しかし、その車の家族は、仮釈放中の父親が家族の絆を取り戻すためにキャンプに向かっており、現金を取り戻しに追いかけられる武装グループから生還するというものです。
現金を他の車に『乗り換え』させるということで、トランジットと名付けられたんでしょうね。
IT業界の「トランジット」
インターネットを接続する際、ピアリング*で直接相互接続をするには、インターネットを接続する場所から地理的に近い場所であることが条件になります。

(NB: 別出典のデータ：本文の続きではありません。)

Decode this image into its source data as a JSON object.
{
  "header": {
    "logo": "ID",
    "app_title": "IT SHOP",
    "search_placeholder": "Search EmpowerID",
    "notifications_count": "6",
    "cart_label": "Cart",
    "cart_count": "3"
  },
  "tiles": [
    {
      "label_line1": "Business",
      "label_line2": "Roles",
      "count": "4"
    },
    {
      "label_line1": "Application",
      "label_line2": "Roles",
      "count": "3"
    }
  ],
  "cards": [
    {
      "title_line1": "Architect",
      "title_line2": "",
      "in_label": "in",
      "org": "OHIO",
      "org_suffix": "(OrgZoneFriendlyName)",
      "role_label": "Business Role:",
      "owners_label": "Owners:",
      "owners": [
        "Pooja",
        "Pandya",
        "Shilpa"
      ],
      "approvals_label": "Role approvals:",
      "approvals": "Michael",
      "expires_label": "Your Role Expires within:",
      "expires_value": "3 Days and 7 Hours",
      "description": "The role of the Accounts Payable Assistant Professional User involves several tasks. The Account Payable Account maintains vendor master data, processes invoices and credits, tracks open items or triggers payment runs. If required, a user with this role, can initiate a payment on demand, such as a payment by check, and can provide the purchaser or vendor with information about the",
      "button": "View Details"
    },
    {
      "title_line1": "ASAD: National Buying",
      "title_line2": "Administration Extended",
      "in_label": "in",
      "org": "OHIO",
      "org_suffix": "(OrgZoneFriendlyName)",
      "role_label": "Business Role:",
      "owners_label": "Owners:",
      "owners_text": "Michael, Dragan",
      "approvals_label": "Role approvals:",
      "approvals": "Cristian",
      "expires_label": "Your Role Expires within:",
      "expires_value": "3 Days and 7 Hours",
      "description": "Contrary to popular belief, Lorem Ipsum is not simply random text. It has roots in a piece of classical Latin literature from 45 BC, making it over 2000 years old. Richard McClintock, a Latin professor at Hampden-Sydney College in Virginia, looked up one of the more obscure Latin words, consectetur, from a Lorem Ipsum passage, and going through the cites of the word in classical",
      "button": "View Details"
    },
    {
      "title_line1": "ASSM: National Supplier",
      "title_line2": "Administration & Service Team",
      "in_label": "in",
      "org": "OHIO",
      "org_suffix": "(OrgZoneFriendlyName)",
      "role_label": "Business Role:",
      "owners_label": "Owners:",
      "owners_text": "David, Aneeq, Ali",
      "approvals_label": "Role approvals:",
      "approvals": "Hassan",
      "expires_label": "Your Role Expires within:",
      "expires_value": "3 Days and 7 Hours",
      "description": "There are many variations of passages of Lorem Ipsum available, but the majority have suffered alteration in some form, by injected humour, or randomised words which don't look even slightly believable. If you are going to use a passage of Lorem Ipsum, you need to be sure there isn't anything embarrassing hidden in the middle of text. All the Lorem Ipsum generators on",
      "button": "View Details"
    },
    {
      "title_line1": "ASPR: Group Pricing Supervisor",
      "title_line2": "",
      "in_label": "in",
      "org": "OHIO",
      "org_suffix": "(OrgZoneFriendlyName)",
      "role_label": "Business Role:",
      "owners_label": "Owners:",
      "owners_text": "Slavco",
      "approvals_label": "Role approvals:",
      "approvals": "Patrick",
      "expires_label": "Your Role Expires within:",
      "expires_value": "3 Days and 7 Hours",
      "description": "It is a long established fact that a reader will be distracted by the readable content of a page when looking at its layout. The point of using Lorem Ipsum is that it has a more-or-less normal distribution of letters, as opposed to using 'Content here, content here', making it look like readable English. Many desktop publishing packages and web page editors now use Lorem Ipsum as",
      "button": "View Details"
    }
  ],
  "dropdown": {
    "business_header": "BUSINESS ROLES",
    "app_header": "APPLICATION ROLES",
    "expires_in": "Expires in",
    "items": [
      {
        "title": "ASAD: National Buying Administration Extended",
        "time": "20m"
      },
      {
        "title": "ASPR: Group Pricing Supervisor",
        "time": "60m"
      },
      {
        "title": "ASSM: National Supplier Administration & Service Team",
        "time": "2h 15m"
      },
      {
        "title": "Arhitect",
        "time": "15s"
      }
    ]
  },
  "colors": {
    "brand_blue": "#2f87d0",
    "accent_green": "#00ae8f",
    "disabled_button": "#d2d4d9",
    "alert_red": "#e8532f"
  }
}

その場合、大規模のプロバイダーが小規模なプロバイダーに有償で経路を提供して中堅地点になることをトランジットといいます。
(ピアリング*:同じ規模のプロバイダーが無償で経路情報を相互提供すること)
ドラマの「トランジットガールズ」
『トランジットガールズ』は、2015年にフジテレビで放送されたドラマで、親同士の再婚で、義理の姉妹として一緒に住むことになった女子2人。最初は反発しあいながらも、徐々に恋を育んでいくというガールズラブストーリーです。
一緒に住むことになったことが恋の通過点になっているということで、『トランジット』が使われたんでしょうね。
雑誌の「TRANSIT」
『TRANSIT(トランジット)』は、ユーフォリアファクトリーが発行している季刊雑誌で、旅を通して世界の美しい風景や伝統文化などの情報が掲載されています。世界を知るために旅を経由しているということで、『トランジット』なんですね。
海外に行くなら必ず知っておきたいトランジット
「海外旅行はすることないから」と思っていても、ある日突然行くことになるかもしれません。また、海外旅行や出張の手配をする場合にも、『トランジット』の知識は必要ですので、今必要ではないという人も、ぜひ覚えておいてください。